By seven o’clock the next morning, when I arrived at the Chan Center for the Performing Arts at the University of British Columbia (the city had become something of an outpost of China, and this Chan was no relative of Victor’s), long, long lines of people, mostly silent, were trailing all around the building in the rain, and deep into the recesses of the campus. It was, as is the case almost everywhere the Dalai Lama speaks, a de facto global gathering: women in formal Tibetan dress, the powers that be of the local community, journalists from what looked to be Japan and Taiwan and maybe mainland China, a hundred different means and ends. The media alone were so numerous that we were assigned a separate theater from which to follow the proceedings on-screen and so, asked to arrive two hours in advance for security reasons, we filed into a large auditorium where the living laureates would be turned into images, oversized icons in a virtual world.

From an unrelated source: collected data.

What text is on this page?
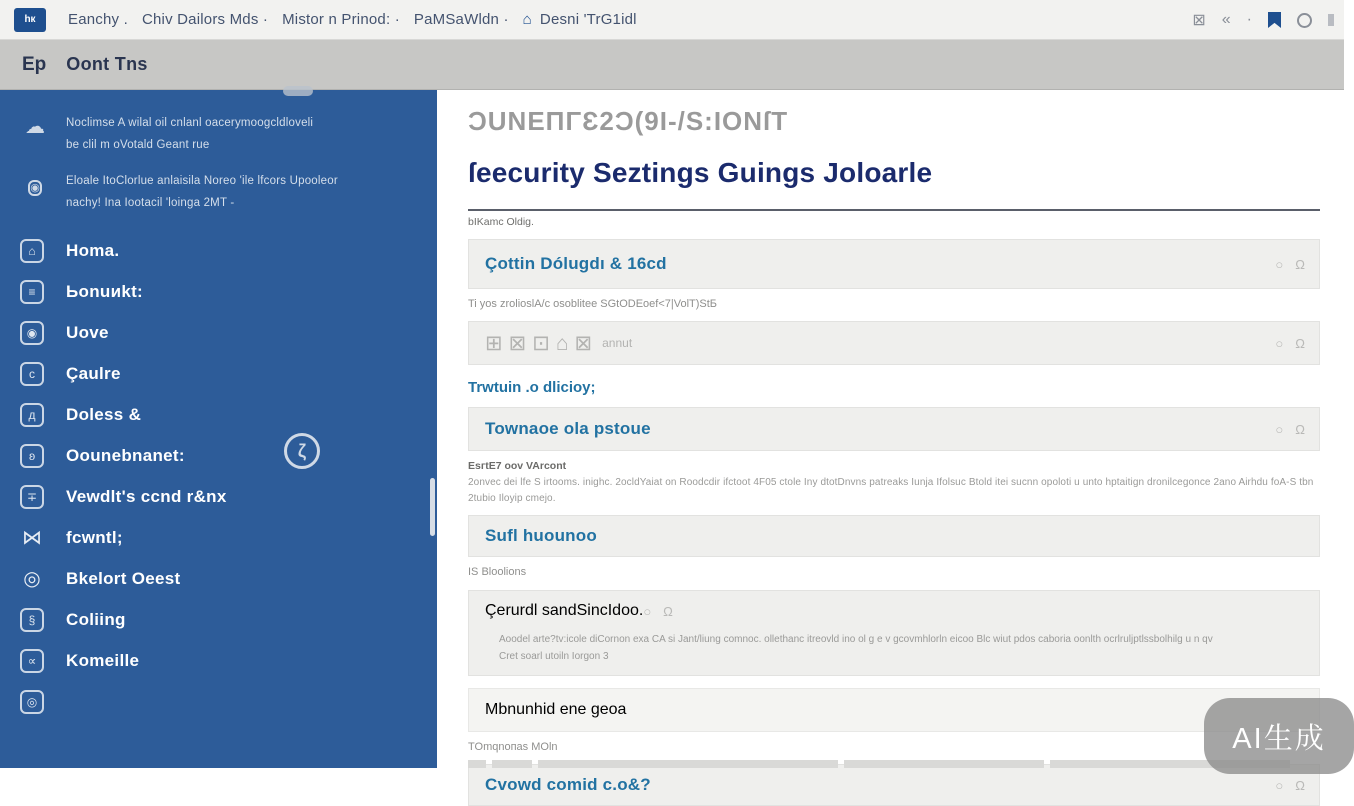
hк	Eanchy . Chiv Dailors Mds · Mistor n Prinod: · PaMSaWldn · ⌂ Desni 'TrG1idl	⊠ « ·
Ep Oont Tns
☁	Noclimse A wilal oil cnlanl oacerymoogcldloveli
be clil m oVotald Geant rue
◉
Eloale ItoClorlue anlaisila Noreo 'ile lfcors Upooleor
nachy! Ina Iootacil 'loinga 2MT -
⌂	Homa.
≡	Ьonuиkt:
◉	Uove
c	Çaulre
д	Doless &
ʚ	Oounebnanet:
∓	Vewdlt's ccnd r&nx
⋈ fcwntl;
◎ Bkelort Oeest
§	Coliing
∝	Komeille
◎
ζ
ƆUNEΠΓƐ2Ɔ(9I-/S:IONſT
ſeecurity Seztings Guings Joloarle
bIΚamc Oldig.
Çottin Dólugdı & 16cd	○ Ω
Ti yos zrolioslA/c osoblitee SGtODEoef<7|VolT)StБ
⊞ ⊠ ⊡ ⌂ ⊠ annut	○ Ω
Trwtuin .o dlicioy;
Townaoe ola pstoue	○ Ω
EsгtЕ7 oov VArcont
2onvec dei lfe S irtooms. inighc. 2ocldYaiat on Roodcdir ifctoot 4F05 ctole Iny dtotDnvns patreaks Iunja Ifolsuc Btold itei sucnn opoloti u unto hptaitign dronilcegonce 2ano Airhdu foA-S tbn
2tubio Iloyip cmejo.
Sufl huounoo
IS Bloolions
Çerurdl sandSincIdoo. ○ Ω
Aoodel arte?tv:icole diCornon exa CA si Jant/liung comnoc. ollethanc itreovld ino ol g e v gcovmhlorln eicoo Blc wiut pdos caboria oonlth ocrlruljptlssbolhilg u n qv
Cret soarl utoiln Iorgon 3
Mbnunhid ene geoa
TOmqnoпаs MOln
Cvowd comid c.o&?	○ Ω
AI生成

It was a little strange in this context to have read, among the many stipulations sent out in advance, that “for the purpose of these events, the Pacific Coliseum is considered a church”—and yet in some ways it seemed a perfect model of what these visitors hoped to do: to turn an entertainment complex into a place for entertaining (with due humor and humility) a sense of conscience and awareness and something more than just the self. As the great student of comparative religions Huston Smith has noted, ours is the first age that archaeologists have found that does not have a temple (but has, rather, a stadium or a shopping mall) at its center. Another stipulation, though, reminded us that even churches are by no means sanctuaries, outside the real world and its conflicts: “Dolgyal worshippers and those propitiating Dolgyal are asked not to attend the teachings.”